Page 25 of Almost Him

He storms out the front door. There isn’t an ounce of him that believes I’ll still go. No way. His arrogance won’t let him entertain that idea. Had I thought that cockiness was cute when we first met? I had. How stupid.

His arrogance isn’t playful, like Alden’s was. Wilson actually believes his own bullshit.

I’m not an impulsive person. If anything, I overthink, but today my decision is made in a split second. I’m not happy with him. I’m not happy here. I’m going home.

Tori has offered multiple times to let me stay with her if I decided to move back. She left Florida right after our graduation to move back home while I chose to move in with Wilson.

Tori picks up her phone after a couple of rings. “Hey, I just heard,” she says.

“Have you heard from either of the twins?”

“No, but Breanna told me Oliver is doing as well as can be expected. They’re dating now, remember?”

I didn’t remember but I’m glad to hear he isn’t alone. “And Alden?”

“No idea.”

“I’m coming home. For good.”

A squeal makes me hold the phone away from my ear with a giggle. “Are you serious?”

“I am. Still want a roommate?”

“Hell yes, but I won’t be home until Monday. I’m in Michigan, remember?” That’s right. She did tell me she’d be out of town this week on a getaway with work friends. “Nobody else has a key to let you in.”

“It’s no problem. I’m sure I can stay at my parents until then.”

“You’re leaving Wilson?” she asks, realizing he hasn’t been mentioned.

“Packing now.”

“Do you want to talk about it?”

“Nah, I’m good. I’ll see you Monday.”

After we hang up, I make a quick call home, and Mom gives me a squeal almost equal to Tori’s. It puts tears in my eyes. I’m lucky to have people who miss me as badly as I miss them. She rattles on about getting my room ready and what to make for dinner.

“Mom, it’s only for a couple of nights, then I’m going to move in with Tori.”

“But you’ll be a few minutes away, not days! Your dad is going to be thrilled. I can’t wait to tell him.”

We hang up and I sit on the edge of the bed, surveying the sudden mess I’ve made by starting to pack. This has become a much bigger job. I won’t be going home on a plane now that it’s permanent. A two day drive wasn’t in my plans, but it is now.

A few hours later—before Wilson has time to return—I’m on the highway with everything I own packed around me. As the sun starts to set, smearing streaks of blue and purple across the horizon, I roll down my windows and turn on some music. Despite the situation, a contentment settles over me. I feel free.

I’ve just left my boyfriend of nearly two years.
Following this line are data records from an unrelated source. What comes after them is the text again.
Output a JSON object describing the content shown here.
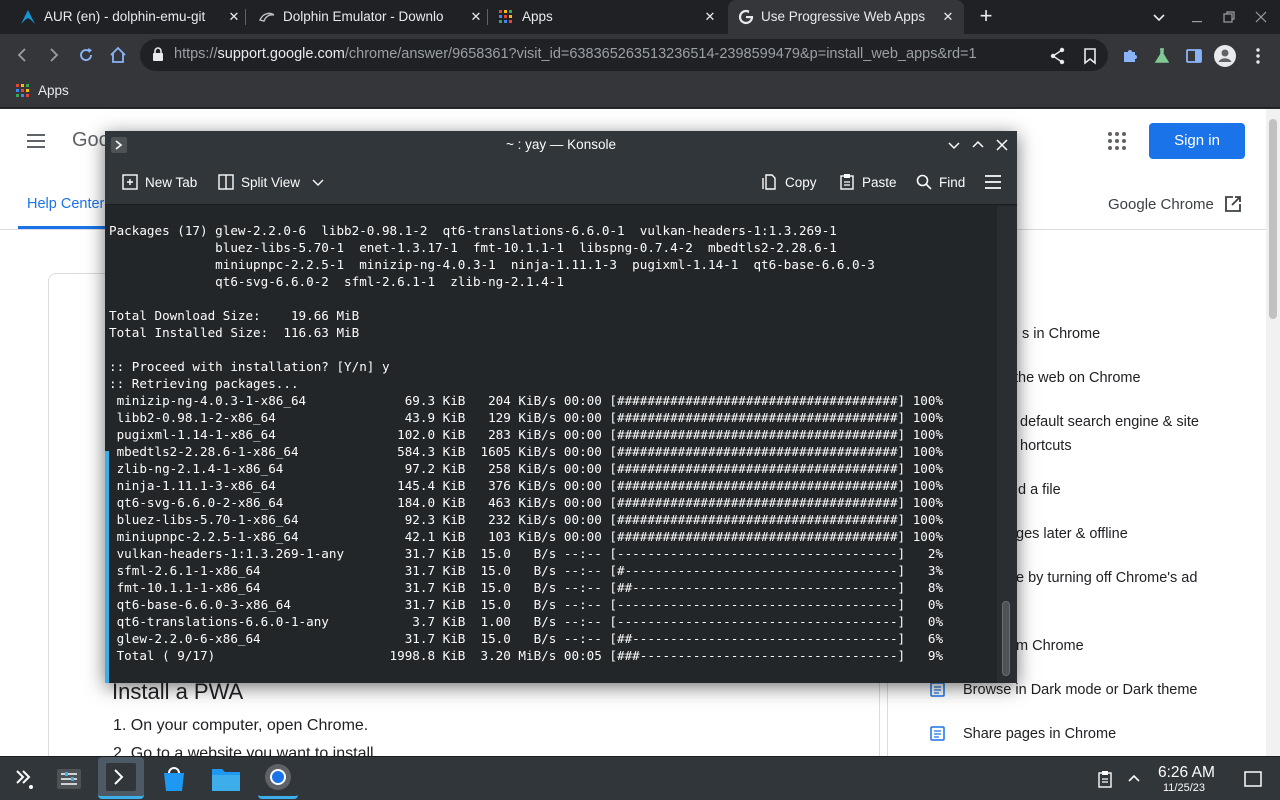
{
  "browser": {
    "tabs": [
      {
        "title": "AUR (en) - dolphin-emu-git",
        "active": false
      },
      {
        "title": "Dolphin Emulator - Downlo",
        "active": false
      },
      {
        "title": "Apps",
        "active": false
      },
      {
        "title": "Use Progressive Web Apps",
        "active": true
      }
    ],
    "new_tab": "+",
    "url_prefix": "https://",
    "url_domain": "support.google.com",
    "url_rest": "/chrome/answer/9658361?visit_id=638365263513236514-2398599479&p=install_web_apps&rd=1",
    "bookmarks": [
      {
        "label": "Apps"
      }
    ]
  },
  "webpage": {
    "logo_partial": "Goo",
    "sign_in": "Sign in",
    "help_center": "Help Center",
    "product": "Google Chrome",
    "install_heading": "Install a PWA",
    "steps": [
      "1. On your computer, open Chrome.",
      "2. Go to a website you want to install."
    ],
    "side_links": [
      {
        "label": "s in Chrome"
      },
      {
        "label": "the web on Chrome"
      },
      {
        "label": "default search engine & site"
      },
      {
        "label": "hortcuts"
      },
      {
        "label": "d a file"
      },
      {
        "label": "ges later & offline"
      },
      {
        "label": "e by turning off Chrome's ad"
      },
      {
        "label": "m Chrome"
      },
      {
        "label": "Browse in Dark mode or Dark theme"
      },
      {
        "label": "Share pages in Chrome"
      }
    ]
  },
  "konsole": {
    "title": "~ : yay — Konsole",
    "toolbar": {
      "new_tab": "New Tab",
      "split_view": "Split View",
      "copy": "Copy",
      "paste": "Paste",
      "find": "Find"
    },
    "lines": [
      "Packages (17) glew-2.2.0-6  libb2-0.98.1-2  qt6-translations-6.6.0-1  vulkan-headers-1:1.3.269-1",
      "              bluez-libs-5.70-1  enet-1.3.17-1  fmt-10.1.1-1  libspng-0.7.4-2  mbedtls2-2.28.6-1",
      "              miniupnpc-2.2.5-1  minizip-ng-4.0.3-1  ninja-1.11.1-3  pugixml-1.14-1  qt6-base-6.6.0-3",
      "              qt6-svg-6.6.0-2  sfml-2.6.1-1  zlib-ng-2.1.4-1",
      "",
      "Total Download Size:    19.66 MiB",
      "Total Installed Size:  116.63 MiB",
      "",
      ":: Proceed with installation? [Y/n] y",
      ":: Retrieving packages...",
      " minizip-ng-4.0.3-1-x86_64             69.3 KiB   204 KiB/s 00:00 [#####################################] 100%",
      " libb2-0.98.1-2-x86_64                 43.9 KiB   129 KiB/s 00:00 [#####################################] 100%",
      " pugixml-1.14-1-x86_64                102.0 KiB   283 KiB/s 00:00 [#####################################] 100%",
      " mbedtls2-2.28.6-1-x86_64             584.3 KiB  1605 KiB/s 00:00 [#####################################] 100%",
      " zlib-ng-2.1.4-1-x86_64                97.2 KiB   258 KiB/s 00:00 [#####################################] 100%",
      " ninja-1.11.1-3-x86_64                145.4 KiB   376 KiB/s 00:00 [#####################################] 100%",
      " qt6-svg-6.6.0-2-x86_64               184.0 KiB   463 KiB/s 00:00 [#####################################] 100%",
      " bluez-libs-5.70-1-x86_64              92.3 KiB   232 KiB/s 00:00 [#####################################] 100%",
      " miniupnpc-2.2.5-1-x86_64              42.1 KiB   103 KiB/s 00:00 [#####################################] 100%",
      " vulkan-headers-1:1.3.269-1-any        31.7 KiB  15.0   B/s --:-- [-------------------------------------]   2%",
      " sfml-2.6.1-1-x86_64                   31.7 KiB  15.0   B/s --:-- [#------------------------------------]   3%",
      " fmt-10.1.1-1-x86_64                   31.7 KiB  15.0   B/s --:-- [##-----------------------------------]   8%",
      " qt6-base-6.6.0-3-x86_64               31.7 KiB  15.0   B/s --:-- [-------------------------------------]   0%",
      " qt6-translations-6.6.0-1-any           3.7 KiB  1.00   B/s --:-- [-------------------------------------]   0%",
      " glew-2.2.0-6-x86_64                   31.7 KiB  15.0   B/s --:-- [##-----------------------------------]   6%",
      " Total ( 9/17)                       1998.8 KiB  3.20 MiB/s 00:05 [###----------------------------------]   9%"
    ]
  },
  "taskbar": {
    "time": "6:26 AM",
    "date": "11/25/23"
  },
  "colors": {
    "chrome_dark": "#202124",
    "chrome_toolbar": "#35363a",
    "google_blue": "#1a73e8",
    "konsole_bg": "#232629",
    "breeze_blue": "#3daee9"
  }
}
I should be sad or crying. Will I miss him later? It’s doubtful. The truth is I wanted to love someone, and when he said those three words, I said them back. Maybe I even believed it was true for a little while. Just because it didn’t feel the same as it did with Alden doesn’t mean it isn’t love, I told myself. After all, don’t we all get that one intense teenage love that others struggle to live up to?

I don’t know. All I know is the trip away from Alden felt like part of me died. I missed him every single day and dreamed about him almost every night for over a year. I’d wake sometimes, confused about where I was, and think I heard my bedroom window slide up. Then fight back tears when I realized. He was a hard person to let go of, but I finally managed to move on.

That doesn’t mean I won’t be there for him now. And for Oliver.

Wilson starts blowing up my phone a few hours later, but I ignore it and turn my music up. It’s past midnight when I stop at a hotel to get some sleep, and I’m back on the road early. By late afternoon, I stop to gas up the car and change clothes. January is a lot colder in Indiana.

It feels strange to turn onto my childhood street. The Taylor’s painted their house blue. It’s always been yellow. Different cars sit in the driveways. The Underwoods have moved and there’s a for sale sign in the yard. Trees have grown and bushes have been removed or changed. Everything is similar but with enough small differences to make me feel like I’ve stepped into a counterfeit version of my old neighborhood. Or maybe I’m just tired after the long drive.

The Stokes house is dark and empty. It’s a stark contrast to my parents’ home that’s lit up and alive with voices that can be heard when I reach the porch. I let myself in, set my bag in the foyer, and step into the living room.

“Ella!” Mom cries, leaping up from the couch and rushing over to hug me. Dad follows suit while Mom fusses over me, asking if I’ve had dinner or want a drink.